Community Liaison Organization for Support, Education and Reform (CLOSER)/Community Connections issues from October 1987, September 1989, and June 1990. The CLOSER newsletter evolved from a small member newsletter into a full-fledged monthly newspaper that ran until 2002. View more at DigitalNC.
This publication also reflects a history in Asheville that feels very important to me. These newsletters are intimate in the most mundane way, and that type of history represents the same reasons why it feels important to archive zines.
I also really wanted to include a copy from the Asheville Global Report, too. This was a volunteer run, left leaning, political newspaper that was written and distributed for free in Asheville in the early 2000s. During my research, I became mildly obsessed. UNCA has an entire collection in their archive [M2020.01], and so of course I took a trip over there to check them out.
I was actually able to reach out to one of the original editors, Eamon Martin, and conduct a formal interview with him regarding independent publishing culture in Asheville at the time of the Global Report, and see if he knew much of anything about zines coming out around then. That wasn’t really his world, but getting to talk to him about why independent publishing was so important to him and the goals of the Asheville Global Report gave me a really powerful perspective when discussing zines. The opportunity for people to speak their minds and get their community to care about something with their words alone is deeply empowering. The AGR was a newspaper that ran ads, didn’t consider itself a zine, and didn’t have the artsy-fartsy attitude that some zines do, but it had the desire to speak and share freely. It had passion and it had power, and I think that’s what zines are really about.

It seems like so many of the people who are out there making DIY publications are really enthusiastic about their work being in the library, for the public now and for future generations. It’s heartening for those of us who work here in Special Collections to see our people, our communities, recognizing the value of their own stories and wanting to share them.
More than anything, this project taught me that Asheville and Western North Carolina really are full of zinesters. I hope that all these creators will continue to donate their work and preserve their own history and interests through zine preservation projects here in Asheville and elsewhere.
The “research” will never end. We will always be learning more about zines, zine makers, and zine culture, because they will all continue to evolve.
Post by Carissa Pfeiffer, Librarian, Buncombe County Special Collections, interviewing Miles Lamberson, 2023 Carolina Record Shop Creative Resident. This interview has been edited for clarity and length (no, seriously! it could have been longer!)

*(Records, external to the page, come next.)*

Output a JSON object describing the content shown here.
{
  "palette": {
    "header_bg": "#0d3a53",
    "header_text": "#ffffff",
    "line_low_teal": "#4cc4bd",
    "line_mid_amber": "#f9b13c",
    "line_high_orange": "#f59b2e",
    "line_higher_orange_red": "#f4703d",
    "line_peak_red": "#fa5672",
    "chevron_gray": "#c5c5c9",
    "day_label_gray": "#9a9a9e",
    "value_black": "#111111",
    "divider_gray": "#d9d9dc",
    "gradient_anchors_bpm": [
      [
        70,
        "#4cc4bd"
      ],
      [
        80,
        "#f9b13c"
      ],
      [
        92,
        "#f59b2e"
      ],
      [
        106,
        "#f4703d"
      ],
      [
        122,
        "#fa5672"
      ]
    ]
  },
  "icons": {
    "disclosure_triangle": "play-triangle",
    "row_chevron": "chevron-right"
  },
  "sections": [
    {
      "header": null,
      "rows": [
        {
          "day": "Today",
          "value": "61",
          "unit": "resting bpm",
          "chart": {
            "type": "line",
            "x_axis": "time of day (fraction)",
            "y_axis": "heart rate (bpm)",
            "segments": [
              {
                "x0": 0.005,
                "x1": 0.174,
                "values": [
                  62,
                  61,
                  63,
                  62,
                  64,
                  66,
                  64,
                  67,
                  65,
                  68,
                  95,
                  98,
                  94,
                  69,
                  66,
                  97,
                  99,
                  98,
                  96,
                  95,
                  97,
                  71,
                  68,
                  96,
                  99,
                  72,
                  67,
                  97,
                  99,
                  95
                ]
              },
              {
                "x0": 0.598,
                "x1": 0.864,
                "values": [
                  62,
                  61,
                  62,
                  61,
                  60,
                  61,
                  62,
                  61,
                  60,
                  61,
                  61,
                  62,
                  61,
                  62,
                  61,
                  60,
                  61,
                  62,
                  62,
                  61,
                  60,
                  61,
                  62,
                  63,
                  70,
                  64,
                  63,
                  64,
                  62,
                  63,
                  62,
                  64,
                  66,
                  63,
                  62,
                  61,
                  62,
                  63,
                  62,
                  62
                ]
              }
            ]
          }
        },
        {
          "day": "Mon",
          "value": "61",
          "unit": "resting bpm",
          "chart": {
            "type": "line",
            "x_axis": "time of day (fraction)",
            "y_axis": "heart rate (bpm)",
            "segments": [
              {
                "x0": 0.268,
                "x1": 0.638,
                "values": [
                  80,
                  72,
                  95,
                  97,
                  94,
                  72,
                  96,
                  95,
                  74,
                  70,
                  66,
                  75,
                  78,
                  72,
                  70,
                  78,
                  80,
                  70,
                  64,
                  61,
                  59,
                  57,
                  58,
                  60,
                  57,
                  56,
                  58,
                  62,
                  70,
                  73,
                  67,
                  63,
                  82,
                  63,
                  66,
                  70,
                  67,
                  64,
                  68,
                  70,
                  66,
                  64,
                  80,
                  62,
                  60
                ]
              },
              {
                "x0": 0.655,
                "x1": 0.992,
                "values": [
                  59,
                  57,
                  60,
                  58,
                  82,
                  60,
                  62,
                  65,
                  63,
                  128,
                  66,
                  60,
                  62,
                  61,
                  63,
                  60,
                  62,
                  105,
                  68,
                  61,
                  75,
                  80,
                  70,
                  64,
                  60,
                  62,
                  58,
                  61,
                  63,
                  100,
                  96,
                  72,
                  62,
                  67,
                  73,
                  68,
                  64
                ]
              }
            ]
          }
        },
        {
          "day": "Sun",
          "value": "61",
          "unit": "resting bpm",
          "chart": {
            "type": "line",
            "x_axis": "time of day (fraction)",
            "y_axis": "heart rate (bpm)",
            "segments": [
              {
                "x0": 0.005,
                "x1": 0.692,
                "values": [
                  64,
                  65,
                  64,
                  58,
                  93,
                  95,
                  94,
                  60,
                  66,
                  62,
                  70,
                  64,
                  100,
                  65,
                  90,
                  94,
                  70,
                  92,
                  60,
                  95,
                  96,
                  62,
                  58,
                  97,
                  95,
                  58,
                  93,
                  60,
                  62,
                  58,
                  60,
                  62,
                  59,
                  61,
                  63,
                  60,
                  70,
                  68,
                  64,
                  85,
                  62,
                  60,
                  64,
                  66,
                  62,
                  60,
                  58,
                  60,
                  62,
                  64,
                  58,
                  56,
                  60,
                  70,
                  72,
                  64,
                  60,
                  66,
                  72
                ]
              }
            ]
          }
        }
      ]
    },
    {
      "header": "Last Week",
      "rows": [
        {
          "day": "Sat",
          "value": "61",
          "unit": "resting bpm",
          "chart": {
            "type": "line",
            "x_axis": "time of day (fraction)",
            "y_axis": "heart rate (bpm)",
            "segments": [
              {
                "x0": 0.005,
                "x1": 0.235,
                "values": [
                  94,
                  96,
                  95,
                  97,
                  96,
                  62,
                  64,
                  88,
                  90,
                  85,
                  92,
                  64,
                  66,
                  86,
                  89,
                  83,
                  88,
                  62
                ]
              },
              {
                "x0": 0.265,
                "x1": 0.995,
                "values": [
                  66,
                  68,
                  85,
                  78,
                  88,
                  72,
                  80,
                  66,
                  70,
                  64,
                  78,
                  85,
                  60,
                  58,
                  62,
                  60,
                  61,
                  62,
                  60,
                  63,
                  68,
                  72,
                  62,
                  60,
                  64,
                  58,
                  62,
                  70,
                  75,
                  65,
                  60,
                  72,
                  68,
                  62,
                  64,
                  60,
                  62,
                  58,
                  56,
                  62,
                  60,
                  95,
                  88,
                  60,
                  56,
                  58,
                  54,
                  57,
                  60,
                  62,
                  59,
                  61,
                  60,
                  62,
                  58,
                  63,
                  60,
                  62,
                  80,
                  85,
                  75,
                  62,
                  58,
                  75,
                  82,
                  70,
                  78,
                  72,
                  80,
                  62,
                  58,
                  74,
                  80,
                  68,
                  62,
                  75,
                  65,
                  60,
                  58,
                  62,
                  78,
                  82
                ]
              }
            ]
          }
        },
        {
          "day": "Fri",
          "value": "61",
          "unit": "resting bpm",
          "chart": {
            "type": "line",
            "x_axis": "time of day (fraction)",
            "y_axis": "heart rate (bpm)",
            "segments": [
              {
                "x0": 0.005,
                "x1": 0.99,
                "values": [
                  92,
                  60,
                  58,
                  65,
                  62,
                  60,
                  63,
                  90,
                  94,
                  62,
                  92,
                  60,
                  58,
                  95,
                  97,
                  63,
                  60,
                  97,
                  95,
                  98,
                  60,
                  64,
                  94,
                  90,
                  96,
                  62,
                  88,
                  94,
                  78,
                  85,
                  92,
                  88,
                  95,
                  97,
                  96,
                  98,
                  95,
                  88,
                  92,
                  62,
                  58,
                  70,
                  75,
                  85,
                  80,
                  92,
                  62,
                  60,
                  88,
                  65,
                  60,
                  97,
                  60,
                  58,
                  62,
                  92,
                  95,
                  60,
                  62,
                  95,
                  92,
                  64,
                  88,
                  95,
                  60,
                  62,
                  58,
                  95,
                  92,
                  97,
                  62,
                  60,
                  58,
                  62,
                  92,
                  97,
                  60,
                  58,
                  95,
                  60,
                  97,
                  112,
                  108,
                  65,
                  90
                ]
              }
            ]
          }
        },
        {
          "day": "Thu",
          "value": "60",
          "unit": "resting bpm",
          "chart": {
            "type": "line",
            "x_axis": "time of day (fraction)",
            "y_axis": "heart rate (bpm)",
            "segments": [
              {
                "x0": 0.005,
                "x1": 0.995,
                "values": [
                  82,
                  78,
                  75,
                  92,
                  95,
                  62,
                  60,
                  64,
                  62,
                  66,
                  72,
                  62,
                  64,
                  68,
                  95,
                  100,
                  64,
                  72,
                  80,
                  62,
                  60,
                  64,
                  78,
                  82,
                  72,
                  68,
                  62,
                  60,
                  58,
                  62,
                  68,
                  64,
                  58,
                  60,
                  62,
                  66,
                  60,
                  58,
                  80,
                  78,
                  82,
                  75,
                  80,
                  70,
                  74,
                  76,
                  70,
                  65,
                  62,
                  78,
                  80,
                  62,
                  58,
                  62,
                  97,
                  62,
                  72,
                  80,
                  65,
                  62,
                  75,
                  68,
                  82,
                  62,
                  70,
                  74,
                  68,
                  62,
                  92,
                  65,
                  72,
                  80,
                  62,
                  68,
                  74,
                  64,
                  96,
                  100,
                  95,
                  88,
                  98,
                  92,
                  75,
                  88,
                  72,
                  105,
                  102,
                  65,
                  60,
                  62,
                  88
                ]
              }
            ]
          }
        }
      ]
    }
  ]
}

I was aware that my zine Shape of the Crowd was being held with BCSC, and of this project, and was very thankful to have gotten interest from such a worthwhile preservation and education effort. It’s an honor, and what you all are doing in this compilation is incredibly important. This exact article however flew under my radar and I’m just now discovering this well written piece. Us zine producers are incredibly lucky to have foundations and resources like this to aide in making what we do just a little more permanent. Thank you.